Should I be using particle systems for this?

posted to: Emission

I need to recreate this image. I modeled a few variations of the crinkle paper and tried applying them as hair and having them as part of an emission. Two issues I'm running into: 1) The particles aren't stacking, and are running into each other and 2) I can't for the life of me figure out how the get them to land on TOP of the bottom plane without going through it if they are at an angle. I have the permeability on the plane collision set to 0. Should I be using a different technique for this, or am I just doing it wrong?

  • spikeyxxx replied

    This is an extremely difficult situation. You won't get a perfect result with a simulation. This is what I would do:

    Modelling the paper won't be a problem (make one, Displace Modifier, Global Coordinates, duplicate, Object > Transform > Randomize Transform).

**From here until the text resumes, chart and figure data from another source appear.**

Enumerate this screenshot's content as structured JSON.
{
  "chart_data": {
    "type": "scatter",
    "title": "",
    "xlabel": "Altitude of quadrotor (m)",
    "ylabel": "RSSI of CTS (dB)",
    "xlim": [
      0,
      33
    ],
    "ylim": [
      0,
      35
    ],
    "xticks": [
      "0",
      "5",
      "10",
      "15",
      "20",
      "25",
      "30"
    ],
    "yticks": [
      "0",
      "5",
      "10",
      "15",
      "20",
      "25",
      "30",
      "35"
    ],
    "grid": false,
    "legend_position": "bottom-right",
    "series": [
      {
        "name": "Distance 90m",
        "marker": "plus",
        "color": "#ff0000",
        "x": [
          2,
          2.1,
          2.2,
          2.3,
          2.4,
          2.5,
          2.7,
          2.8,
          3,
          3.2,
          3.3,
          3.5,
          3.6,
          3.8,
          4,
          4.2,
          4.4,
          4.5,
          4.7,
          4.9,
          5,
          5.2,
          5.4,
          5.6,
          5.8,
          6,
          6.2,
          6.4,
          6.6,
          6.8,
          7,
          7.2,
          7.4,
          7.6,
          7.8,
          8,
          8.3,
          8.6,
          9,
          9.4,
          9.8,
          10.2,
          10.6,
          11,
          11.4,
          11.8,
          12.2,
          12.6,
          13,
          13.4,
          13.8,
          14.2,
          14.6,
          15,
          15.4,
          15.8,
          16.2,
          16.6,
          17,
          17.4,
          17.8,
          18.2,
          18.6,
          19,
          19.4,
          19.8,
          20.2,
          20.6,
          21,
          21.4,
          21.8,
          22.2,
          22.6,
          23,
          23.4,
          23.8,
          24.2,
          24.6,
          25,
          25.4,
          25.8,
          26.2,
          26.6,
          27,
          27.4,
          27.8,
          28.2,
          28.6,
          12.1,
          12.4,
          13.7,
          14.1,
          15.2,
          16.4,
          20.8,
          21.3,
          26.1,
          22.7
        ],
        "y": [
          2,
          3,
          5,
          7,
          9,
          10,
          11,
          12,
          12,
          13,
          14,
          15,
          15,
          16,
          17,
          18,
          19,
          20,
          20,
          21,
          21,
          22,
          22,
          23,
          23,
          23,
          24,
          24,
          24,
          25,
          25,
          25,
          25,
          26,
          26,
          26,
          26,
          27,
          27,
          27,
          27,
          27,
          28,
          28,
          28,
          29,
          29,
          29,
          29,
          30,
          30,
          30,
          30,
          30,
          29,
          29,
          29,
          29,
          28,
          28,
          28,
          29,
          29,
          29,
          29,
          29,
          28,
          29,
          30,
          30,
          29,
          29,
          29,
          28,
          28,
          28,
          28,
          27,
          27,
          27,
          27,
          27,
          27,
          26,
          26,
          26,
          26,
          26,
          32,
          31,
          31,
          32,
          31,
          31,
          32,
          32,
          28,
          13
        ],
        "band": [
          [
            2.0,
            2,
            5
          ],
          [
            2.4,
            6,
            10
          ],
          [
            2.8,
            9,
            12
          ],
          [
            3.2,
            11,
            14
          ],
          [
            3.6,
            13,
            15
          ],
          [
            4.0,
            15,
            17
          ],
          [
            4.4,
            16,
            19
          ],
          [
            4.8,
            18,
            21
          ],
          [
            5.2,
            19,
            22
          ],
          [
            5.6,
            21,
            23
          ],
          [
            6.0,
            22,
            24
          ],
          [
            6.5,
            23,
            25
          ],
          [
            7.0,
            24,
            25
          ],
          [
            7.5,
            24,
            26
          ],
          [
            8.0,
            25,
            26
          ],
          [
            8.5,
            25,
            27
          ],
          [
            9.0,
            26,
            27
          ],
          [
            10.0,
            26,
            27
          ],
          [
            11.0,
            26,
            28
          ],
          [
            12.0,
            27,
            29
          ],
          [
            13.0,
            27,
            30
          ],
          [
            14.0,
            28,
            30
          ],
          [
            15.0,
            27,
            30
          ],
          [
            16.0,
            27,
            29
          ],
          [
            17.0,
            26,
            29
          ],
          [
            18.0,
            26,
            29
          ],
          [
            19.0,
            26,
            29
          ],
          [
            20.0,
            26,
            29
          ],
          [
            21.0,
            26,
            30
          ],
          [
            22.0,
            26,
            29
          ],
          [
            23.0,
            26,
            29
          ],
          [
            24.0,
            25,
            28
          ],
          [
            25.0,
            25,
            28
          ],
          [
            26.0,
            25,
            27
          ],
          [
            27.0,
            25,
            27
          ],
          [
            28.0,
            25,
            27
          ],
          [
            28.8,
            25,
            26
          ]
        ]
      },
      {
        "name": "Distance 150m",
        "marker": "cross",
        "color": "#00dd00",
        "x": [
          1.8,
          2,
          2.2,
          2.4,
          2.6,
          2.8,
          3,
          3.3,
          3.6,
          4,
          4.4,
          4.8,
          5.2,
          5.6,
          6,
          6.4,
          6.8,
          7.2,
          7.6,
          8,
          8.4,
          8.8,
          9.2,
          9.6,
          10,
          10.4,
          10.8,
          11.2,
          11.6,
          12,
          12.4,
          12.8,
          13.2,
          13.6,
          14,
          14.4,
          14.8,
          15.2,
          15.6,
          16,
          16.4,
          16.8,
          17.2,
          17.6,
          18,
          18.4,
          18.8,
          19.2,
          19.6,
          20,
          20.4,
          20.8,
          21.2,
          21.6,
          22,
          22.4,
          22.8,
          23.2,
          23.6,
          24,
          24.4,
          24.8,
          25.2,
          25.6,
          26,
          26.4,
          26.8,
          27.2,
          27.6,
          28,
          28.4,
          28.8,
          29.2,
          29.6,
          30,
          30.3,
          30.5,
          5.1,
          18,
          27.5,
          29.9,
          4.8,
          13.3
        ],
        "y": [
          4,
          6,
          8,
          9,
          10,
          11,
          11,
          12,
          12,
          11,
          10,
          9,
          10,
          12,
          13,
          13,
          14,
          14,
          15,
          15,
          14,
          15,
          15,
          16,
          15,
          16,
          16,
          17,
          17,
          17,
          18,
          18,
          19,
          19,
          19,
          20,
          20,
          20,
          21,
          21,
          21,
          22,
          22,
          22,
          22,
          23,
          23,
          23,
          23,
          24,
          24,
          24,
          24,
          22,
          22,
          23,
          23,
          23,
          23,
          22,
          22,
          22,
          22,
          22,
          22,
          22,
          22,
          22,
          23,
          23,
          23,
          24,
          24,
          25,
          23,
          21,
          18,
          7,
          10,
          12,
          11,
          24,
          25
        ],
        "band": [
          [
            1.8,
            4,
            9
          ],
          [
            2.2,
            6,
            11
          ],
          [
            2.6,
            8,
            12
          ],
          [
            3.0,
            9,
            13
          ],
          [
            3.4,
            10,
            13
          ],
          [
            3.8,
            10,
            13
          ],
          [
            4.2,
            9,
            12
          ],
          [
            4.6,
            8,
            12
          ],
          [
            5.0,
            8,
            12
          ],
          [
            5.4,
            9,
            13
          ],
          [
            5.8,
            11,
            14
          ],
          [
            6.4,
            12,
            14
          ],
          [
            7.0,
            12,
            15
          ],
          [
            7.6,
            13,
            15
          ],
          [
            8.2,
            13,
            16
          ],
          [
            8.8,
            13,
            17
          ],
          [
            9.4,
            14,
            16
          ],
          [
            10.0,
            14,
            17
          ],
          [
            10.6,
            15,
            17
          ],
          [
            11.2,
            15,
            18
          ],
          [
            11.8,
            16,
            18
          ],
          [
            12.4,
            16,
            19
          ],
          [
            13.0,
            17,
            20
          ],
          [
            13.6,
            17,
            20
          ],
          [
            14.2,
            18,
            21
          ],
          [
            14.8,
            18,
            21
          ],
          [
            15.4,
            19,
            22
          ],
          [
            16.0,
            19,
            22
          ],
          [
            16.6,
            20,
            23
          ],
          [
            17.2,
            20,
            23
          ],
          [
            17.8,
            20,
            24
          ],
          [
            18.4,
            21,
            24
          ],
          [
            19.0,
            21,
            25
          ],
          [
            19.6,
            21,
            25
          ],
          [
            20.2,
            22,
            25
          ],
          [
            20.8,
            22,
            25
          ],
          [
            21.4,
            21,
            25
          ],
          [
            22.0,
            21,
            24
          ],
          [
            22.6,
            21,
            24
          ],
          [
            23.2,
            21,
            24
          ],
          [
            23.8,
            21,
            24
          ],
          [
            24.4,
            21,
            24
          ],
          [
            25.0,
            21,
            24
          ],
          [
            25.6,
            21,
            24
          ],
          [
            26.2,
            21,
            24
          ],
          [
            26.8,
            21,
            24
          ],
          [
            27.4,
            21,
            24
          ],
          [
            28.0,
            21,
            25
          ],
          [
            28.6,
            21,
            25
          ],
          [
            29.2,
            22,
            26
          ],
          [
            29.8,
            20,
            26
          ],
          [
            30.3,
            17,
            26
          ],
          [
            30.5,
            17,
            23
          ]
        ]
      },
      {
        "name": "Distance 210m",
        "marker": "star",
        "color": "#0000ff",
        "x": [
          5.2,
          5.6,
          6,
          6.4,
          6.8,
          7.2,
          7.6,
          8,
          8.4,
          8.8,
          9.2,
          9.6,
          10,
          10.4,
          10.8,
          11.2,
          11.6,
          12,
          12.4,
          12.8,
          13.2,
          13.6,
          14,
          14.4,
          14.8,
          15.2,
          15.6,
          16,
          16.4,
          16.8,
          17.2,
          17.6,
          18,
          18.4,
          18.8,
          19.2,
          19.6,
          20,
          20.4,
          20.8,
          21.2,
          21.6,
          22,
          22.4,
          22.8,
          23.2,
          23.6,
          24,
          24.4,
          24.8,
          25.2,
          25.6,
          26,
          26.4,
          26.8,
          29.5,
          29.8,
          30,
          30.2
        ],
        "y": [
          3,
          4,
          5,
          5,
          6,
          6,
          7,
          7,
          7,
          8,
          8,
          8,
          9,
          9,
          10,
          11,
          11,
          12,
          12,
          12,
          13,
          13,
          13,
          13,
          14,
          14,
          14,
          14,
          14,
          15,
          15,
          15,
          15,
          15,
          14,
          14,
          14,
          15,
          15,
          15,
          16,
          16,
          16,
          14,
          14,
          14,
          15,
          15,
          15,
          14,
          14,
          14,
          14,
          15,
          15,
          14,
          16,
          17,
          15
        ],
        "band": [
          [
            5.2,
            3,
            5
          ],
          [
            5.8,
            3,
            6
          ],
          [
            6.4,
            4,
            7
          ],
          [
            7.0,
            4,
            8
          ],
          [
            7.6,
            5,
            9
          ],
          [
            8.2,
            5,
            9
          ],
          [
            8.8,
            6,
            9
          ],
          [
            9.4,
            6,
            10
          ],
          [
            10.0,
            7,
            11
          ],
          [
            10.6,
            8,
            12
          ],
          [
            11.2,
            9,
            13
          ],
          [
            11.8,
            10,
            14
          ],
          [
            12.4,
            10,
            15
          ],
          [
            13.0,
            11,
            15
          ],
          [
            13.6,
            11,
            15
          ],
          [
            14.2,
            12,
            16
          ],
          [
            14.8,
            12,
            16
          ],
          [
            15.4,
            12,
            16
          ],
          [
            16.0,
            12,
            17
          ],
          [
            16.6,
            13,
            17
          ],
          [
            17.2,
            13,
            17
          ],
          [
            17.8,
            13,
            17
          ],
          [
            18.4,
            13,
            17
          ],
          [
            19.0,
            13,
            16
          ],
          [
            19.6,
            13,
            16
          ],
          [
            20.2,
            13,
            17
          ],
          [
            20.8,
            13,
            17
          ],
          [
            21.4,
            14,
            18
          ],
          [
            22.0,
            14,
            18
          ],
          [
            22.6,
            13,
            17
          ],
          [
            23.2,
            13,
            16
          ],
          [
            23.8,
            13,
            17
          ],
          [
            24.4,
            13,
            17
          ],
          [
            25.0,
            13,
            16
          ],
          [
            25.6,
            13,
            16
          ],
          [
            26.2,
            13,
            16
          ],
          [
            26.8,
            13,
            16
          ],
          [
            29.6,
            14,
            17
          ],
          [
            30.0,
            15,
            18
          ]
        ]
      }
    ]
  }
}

    Set the ground plane and 'restrictor' to passive Rigid Bodies (set 'hollow cube' to Mesh!). (Not to Collision!)

    Set the paper to Active Rigid Bodies:

    Play with the settings (use Mesh!) and copy setttings to all the paper:

    Play the simulation untill you are more or less happy with the result:

    Might still need to manually move a few pieces...

    You will need to Bake to Keyframes, I think; to be able to move the paper.


  • Jonathan Lampel replied

    If you need everything to not intersect, then Spikey is right that rigid bodies would be the way to go. It'll be slow but at least it's accurate. If you don't mind some intersections then instead of using the floor as the emitter, model a lump that represents the space that you want the strands to take up and choose the volume of the object as the emission source instead of the surface. That will make it look like it's stacked! 

  • Carmela Zabala(carmelazabala) replied

    Thank you @jlampel & spikeyxxx! I ended up working with rigid bodies and it did the trick.